Kemajuan teknologi yang tidak diiringi dengan kemajuan kualitas sumber daya manusia, atau yang kerap disebut cultural lag, memang kerap kali menjadi kendala modernisasi di lingkungan pedesaan. Namun ternyata bukan hanya hambatan saja yang tercipta darinya, berbagai masalah penyimpangan sosial juga bisa tumbuh subur dengan dipupuki oleh kemajuan teknologi, yang juga merupakan bagian dari modernisasi.

Dalam kasus yang banyak terjadi di desa Purwodadi, kecamatan Tembarak, kabupaten Temanggung, dan mungkin tidak hanya didaerah tersebut, melainkan di kebanyakan masyarakat pedesaan juga terjadi hal serupa, anak-anak yang orang tuanya bukan orang kaya sekalipun bisa memiliki handphone berfasilitas kamera, motor keren, bahkan mungkin orang tuanya terpaksa berhutang untuk memenuhi keinginan anaknya.

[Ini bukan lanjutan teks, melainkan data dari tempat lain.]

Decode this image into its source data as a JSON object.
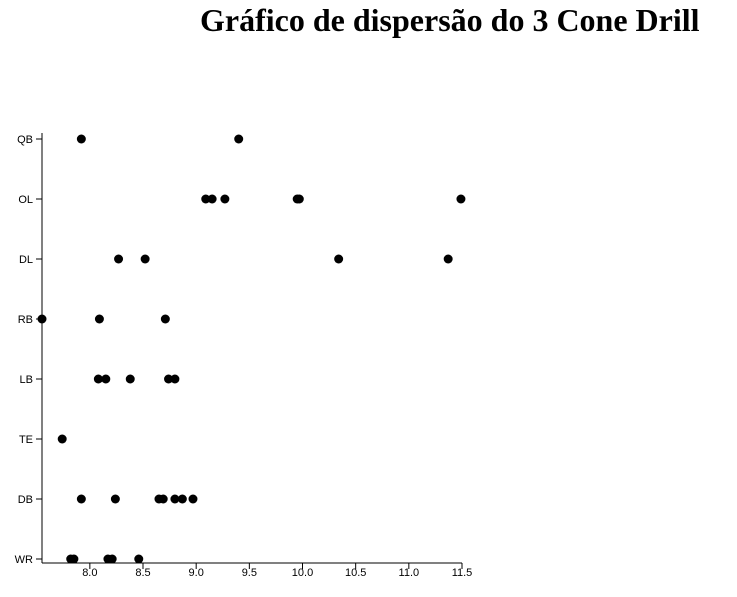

Para orang tua yang masih memiliki cara berpikir “ndeso”, tidak benar-benar mengetahui apa yang sebenarnya dibutuhkan “anak jaman sekarang”. Sehingga ketika anak-anaknya menginginkan sesuatu dengan dalih, “jaman sekarang, kalau tidak punya barang itu, bisa begini, begini, dan begini”, maka mereka pun akan langsung berusaha memenuhinya. Sekalipun bila anak-anak mereka menyodorkan produk berharga tinggi seperti, misalnya handphone mid end berfasilitas kamera dan mp3, dengan mudahnya anak-anak mereka berkata,” Yang ada ininya ya, yang seperti ini”, padahal ada handphone dengan harga lebih murah walau tentu berfitur standar.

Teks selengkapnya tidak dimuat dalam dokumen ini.